Billie Joe Armstrong se confirmó como uno de los mejores frontman rondando actualmente. Desde sus primeros pasos en el escenario, hasta su despedida junto a una íntima guitarra acústica, el vocalista manejó cual titiritero a los espectadores, teniendo a cada uno de ellos a su merced. El líder de la agrupación no se vio quieto en ninguna instancia, ya fuera para dirigirse al público como para recorrer el escenario mientras interpretaba salvajes solos de guitarra. En varias oportunidades Armstrong aprovecharía el vitoreo de sus fanáticos para jugar con el ruido y hacerlos gritar cosa que hasta desde Estados Unidos pudieran escucharlos.
La banda como conjunto es capaz de brindar un fantástico show en vivo. Sin la necesidad de explorar en dificultosas interpretaciones musicales, su punto fuerte radica en el desplante escénico. Tanto el bajista Mike Dirnt como el baterista Tré Cool brindaron un carisma innato desde sus posiciones en la escena, muchas veces acompañando al líder del grupo para convertirse en el centro de la atención. En canciones como “King for a Day” todos los músicos arribarían vestidos de forma ridícula, sin miedo ha hacer de payasos y divertir de forma orgánica.
El calibre de los músicos no vio debilidad en ningún momento de la noche. La propuesta del trío nunca ha estado enfocada en la complejidad artística, pero aún así gracias a los músicos de apoyo las interpretaciones pudieron cruzar el umbral de punk genérico para volverse especialmente destacables. El uso del saxofón y acordeón de Jason Freese no pasó desapercibido, llegando a robarse la noche en distintos momentos en que se volvió un punto principal, especialmente al aparecerse en los covers.
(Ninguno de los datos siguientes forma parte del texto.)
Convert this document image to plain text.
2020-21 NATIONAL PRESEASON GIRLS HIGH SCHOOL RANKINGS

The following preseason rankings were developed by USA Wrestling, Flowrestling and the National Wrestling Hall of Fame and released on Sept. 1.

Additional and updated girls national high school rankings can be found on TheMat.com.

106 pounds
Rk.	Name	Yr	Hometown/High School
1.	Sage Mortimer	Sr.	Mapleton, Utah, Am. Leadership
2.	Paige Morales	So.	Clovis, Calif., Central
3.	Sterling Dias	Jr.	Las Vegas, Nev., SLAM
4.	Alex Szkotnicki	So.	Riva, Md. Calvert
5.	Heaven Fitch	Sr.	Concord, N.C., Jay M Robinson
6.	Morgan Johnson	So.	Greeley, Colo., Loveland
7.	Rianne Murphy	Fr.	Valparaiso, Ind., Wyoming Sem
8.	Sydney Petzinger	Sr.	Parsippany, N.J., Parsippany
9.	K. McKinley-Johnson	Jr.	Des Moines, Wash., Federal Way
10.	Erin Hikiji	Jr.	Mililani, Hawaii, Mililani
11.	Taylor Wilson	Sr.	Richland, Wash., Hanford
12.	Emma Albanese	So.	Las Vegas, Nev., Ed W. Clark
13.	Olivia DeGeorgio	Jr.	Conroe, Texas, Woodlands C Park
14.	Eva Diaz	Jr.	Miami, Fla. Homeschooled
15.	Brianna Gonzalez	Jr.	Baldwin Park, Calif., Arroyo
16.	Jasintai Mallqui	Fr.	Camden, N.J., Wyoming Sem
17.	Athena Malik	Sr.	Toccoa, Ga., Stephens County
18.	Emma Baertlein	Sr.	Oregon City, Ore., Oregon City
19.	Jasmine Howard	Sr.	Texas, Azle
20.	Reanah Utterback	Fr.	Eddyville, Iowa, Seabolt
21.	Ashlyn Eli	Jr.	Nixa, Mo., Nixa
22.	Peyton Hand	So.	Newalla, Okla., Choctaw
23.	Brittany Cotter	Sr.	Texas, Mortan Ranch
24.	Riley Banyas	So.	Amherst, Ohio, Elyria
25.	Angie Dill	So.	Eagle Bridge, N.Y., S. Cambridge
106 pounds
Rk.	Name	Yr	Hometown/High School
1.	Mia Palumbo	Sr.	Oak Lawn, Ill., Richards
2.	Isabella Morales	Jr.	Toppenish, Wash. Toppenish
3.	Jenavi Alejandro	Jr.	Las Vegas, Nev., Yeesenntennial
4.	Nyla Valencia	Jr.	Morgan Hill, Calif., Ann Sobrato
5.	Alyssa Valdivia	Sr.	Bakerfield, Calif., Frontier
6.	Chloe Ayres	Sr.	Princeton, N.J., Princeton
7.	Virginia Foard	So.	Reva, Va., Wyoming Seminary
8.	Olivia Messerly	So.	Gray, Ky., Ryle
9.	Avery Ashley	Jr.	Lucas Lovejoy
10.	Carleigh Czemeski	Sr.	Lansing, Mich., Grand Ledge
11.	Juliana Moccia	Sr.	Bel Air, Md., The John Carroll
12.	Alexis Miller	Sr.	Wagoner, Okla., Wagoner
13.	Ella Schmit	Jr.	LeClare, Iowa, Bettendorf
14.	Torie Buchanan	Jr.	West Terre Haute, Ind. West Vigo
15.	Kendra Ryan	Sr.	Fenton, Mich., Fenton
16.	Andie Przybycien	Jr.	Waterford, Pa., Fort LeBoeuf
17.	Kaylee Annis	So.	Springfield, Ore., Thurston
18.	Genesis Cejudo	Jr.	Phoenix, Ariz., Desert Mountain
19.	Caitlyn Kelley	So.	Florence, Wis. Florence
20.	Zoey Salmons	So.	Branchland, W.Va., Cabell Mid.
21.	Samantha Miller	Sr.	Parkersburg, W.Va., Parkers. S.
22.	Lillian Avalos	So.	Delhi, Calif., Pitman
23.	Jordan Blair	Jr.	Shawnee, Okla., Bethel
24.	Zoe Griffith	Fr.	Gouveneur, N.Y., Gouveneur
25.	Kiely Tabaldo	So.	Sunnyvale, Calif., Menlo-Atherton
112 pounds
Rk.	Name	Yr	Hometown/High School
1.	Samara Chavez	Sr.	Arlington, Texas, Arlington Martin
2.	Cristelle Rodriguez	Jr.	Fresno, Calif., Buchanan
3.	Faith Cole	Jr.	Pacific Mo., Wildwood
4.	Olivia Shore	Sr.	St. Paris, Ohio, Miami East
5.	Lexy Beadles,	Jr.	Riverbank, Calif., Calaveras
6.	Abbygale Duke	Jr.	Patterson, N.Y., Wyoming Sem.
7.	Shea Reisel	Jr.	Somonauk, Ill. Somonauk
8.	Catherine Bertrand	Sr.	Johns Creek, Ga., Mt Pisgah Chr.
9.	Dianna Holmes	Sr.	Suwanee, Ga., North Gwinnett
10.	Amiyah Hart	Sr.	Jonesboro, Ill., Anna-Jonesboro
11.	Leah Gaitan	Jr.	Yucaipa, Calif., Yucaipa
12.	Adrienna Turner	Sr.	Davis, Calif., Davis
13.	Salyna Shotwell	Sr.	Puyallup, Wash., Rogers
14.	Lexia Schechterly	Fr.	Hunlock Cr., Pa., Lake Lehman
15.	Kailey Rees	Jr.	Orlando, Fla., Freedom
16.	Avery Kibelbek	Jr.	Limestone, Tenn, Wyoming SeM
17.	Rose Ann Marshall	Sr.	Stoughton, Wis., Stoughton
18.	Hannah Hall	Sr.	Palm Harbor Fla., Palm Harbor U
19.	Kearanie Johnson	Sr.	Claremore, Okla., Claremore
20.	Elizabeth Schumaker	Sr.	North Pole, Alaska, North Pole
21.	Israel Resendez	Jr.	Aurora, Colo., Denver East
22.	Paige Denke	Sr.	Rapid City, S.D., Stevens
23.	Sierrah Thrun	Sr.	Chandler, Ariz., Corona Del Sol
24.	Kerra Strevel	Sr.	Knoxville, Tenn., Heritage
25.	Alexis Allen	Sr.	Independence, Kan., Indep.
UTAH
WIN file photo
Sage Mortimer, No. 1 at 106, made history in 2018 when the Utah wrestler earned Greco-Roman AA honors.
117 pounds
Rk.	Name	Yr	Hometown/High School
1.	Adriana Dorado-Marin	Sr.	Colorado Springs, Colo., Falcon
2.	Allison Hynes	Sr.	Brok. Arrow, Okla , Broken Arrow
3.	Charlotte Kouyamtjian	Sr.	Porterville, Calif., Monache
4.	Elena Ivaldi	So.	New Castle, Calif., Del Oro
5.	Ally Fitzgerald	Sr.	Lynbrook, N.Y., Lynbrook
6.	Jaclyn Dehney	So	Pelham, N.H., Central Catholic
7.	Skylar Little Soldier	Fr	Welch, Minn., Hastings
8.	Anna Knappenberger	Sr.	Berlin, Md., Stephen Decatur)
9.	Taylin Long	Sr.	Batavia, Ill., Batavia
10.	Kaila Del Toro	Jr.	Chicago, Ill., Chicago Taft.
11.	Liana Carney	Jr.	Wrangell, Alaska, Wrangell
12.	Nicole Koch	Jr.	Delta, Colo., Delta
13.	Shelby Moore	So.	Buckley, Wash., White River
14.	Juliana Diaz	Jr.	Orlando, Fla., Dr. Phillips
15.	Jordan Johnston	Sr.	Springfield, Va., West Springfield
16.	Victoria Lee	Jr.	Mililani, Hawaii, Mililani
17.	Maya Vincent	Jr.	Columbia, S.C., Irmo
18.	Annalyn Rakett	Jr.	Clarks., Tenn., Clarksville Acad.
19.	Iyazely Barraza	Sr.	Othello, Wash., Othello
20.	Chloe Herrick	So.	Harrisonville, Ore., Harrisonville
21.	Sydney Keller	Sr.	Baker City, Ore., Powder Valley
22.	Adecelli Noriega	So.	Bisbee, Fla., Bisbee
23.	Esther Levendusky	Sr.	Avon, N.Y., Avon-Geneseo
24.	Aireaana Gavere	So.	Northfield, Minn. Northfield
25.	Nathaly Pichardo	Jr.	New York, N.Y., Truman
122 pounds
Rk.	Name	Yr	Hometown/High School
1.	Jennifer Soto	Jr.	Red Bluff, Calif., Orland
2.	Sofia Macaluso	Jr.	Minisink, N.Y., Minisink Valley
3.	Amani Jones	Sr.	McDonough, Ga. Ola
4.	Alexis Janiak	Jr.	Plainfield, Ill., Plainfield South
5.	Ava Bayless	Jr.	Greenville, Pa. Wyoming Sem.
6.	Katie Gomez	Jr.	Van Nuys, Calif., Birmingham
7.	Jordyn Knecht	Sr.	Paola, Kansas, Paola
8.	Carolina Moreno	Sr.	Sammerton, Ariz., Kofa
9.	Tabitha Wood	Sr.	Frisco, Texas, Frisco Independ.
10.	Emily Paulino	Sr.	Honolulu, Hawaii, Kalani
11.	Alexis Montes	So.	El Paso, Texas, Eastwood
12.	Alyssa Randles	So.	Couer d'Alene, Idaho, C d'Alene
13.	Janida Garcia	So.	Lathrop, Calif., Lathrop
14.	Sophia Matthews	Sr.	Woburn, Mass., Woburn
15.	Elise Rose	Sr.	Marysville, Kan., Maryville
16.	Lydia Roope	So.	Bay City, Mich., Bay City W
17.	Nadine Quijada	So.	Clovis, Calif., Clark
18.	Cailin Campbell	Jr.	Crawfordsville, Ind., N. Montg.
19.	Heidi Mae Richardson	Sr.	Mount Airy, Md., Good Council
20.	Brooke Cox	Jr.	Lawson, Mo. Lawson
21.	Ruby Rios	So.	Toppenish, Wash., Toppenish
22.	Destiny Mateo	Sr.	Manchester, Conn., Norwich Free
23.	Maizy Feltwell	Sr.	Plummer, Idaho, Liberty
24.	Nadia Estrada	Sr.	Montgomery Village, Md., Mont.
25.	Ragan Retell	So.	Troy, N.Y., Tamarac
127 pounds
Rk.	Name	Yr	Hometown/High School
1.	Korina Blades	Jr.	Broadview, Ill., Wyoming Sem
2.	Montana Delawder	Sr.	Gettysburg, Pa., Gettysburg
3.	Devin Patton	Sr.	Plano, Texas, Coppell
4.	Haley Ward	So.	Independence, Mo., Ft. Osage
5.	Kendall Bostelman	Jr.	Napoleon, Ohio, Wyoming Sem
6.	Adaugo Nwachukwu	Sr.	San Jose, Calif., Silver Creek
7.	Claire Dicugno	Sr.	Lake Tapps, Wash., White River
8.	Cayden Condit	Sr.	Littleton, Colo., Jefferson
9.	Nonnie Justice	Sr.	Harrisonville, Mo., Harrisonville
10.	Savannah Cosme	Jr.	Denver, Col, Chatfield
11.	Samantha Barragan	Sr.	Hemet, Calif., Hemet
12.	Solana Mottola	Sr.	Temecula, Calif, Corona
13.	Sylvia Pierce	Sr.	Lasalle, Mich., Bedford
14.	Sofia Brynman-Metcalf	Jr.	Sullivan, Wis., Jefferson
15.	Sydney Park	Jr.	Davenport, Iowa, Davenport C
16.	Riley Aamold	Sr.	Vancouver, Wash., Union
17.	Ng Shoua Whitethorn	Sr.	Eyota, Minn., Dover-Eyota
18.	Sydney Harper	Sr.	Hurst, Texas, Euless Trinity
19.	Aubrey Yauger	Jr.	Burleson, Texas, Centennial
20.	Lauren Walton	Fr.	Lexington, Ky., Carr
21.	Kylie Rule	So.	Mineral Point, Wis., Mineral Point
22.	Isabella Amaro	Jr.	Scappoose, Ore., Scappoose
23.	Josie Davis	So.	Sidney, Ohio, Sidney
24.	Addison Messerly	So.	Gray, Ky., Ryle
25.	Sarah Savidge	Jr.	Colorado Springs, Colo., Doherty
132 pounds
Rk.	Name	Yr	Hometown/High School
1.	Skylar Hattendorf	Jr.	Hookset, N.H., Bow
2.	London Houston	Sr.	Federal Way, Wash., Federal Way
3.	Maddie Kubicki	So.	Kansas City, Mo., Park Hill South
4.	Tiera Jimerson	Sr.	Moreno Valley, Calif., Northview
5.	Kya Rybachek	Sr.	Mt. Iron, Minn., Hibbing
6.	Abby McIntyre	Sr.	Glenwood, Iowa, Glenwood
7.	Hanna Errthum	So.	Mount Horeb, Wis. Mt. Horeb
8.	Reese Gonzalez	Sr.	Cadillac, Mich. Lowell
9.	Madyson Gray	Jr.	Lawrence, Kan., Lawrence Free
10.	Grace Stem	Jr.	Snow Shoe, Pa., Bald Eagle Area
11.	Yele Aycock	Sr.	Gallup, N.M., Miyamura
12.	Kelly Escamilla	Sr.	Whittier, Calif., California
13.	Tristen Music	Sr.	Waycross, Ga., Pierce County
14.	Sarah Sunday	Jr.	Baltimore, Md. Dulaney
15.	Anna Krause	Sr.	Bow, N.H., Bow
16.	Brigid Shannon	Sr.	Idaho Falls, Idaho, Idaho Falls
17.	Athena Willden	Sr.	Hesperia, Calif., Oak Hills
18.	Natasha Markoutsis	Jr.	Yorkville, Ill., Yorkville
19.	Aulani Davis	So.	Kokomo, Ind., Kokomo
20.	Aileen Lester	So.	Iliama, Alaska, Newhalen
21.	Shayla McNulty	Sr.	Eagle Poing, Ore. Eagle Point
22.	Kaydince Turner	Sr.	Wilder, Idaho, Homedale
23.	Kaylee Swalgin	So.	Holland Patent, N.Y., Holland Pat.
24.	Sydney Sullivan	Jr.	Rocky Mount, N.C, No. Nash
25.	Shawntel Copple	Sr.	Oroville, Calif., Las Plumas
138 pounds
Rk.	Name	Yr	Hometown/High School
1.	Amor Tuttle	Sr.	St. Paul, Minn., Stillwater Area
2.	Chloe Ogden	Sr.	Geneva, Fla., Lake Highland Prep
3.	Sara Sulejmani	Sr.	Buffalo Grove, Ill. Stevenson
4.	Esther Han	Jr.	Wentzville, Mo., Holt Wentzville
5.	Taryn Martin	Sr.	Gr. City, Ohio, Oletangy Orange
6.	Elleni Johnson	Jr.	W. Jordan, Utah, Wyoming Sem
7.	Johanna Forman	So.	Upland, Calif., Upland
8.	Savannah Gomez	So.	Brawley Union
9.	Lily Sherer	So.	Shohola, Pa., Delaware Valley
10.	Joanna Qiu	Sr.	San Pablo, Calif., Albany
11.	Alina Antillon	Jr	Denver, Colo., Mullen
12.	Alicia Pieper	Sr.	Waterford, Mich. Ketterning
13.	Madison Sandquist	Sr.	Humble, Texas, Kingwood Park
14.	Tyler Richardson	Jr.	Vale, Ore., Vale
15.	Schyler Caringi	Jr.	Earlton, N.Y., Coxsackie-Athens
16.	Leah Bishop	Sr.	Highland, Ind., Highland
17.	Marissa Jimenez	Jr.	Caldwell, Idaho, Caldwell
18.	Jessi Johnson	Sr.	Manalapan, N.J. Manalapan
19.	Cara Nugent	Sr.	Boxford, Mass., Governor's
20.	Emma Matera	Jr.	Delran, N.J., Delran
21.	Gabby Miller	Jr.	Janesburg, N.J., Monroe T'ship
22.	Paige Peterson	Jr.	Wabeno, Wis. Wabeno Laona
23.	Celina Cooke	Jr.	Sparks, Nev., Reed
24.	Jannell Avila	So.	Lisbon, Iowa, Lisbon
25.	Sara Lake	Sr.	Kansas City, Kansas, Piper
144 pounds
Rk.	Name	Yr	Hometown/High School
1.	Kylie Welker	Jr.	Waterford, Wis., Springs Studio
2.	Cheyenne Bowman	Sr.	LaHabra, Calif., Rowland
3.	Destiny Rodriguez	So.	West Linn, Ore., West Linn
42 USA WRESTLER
La interacción con el público se convierten en un punto fundamental al momento de sembrar la estrecha relación que la banda tiene con sus fanáticos. La facilidad del líder para dirigirse a los espectadores y de volverlos una parte fundamental del espectáculo permitió que al ambiente fuera cálido y nostálgico. En repetidas situaciones el vocalista subiría a alguien al escenario para hacerlo saltar entre el público, o le haría cantar una canción y tocar la guitarra, para momentos después regalarle la misma. La pasión que cede la banda para entablar una conexión con sus espectadores es lo que hace que, una vez terminado el show, cada uno de los presentes sepa que vivió una experiencia que trasciende de lo musical.
Es difícil para un grupo vivir de las expectativas que sus fanáticos están constantemente generando sobre ellos, más aún cuando se recuerda el show previo con tanta nostalgia. No obstante la postal que los californianos dejaron en el Estadio Bicentenario es una para revivir cientos de veces más. La pasión de los estadounidenses por volver cada presentación un encuentro memorable es lo que hace que cada instancia como esta se vuelva completamente especial. Con papeles volando por los aires, llamas arriba del escenario, cientos de frentes sudadas y una banda negándose a morir, Green Day se despidió del país dejando atrás más de 20 años de rabia adolescente.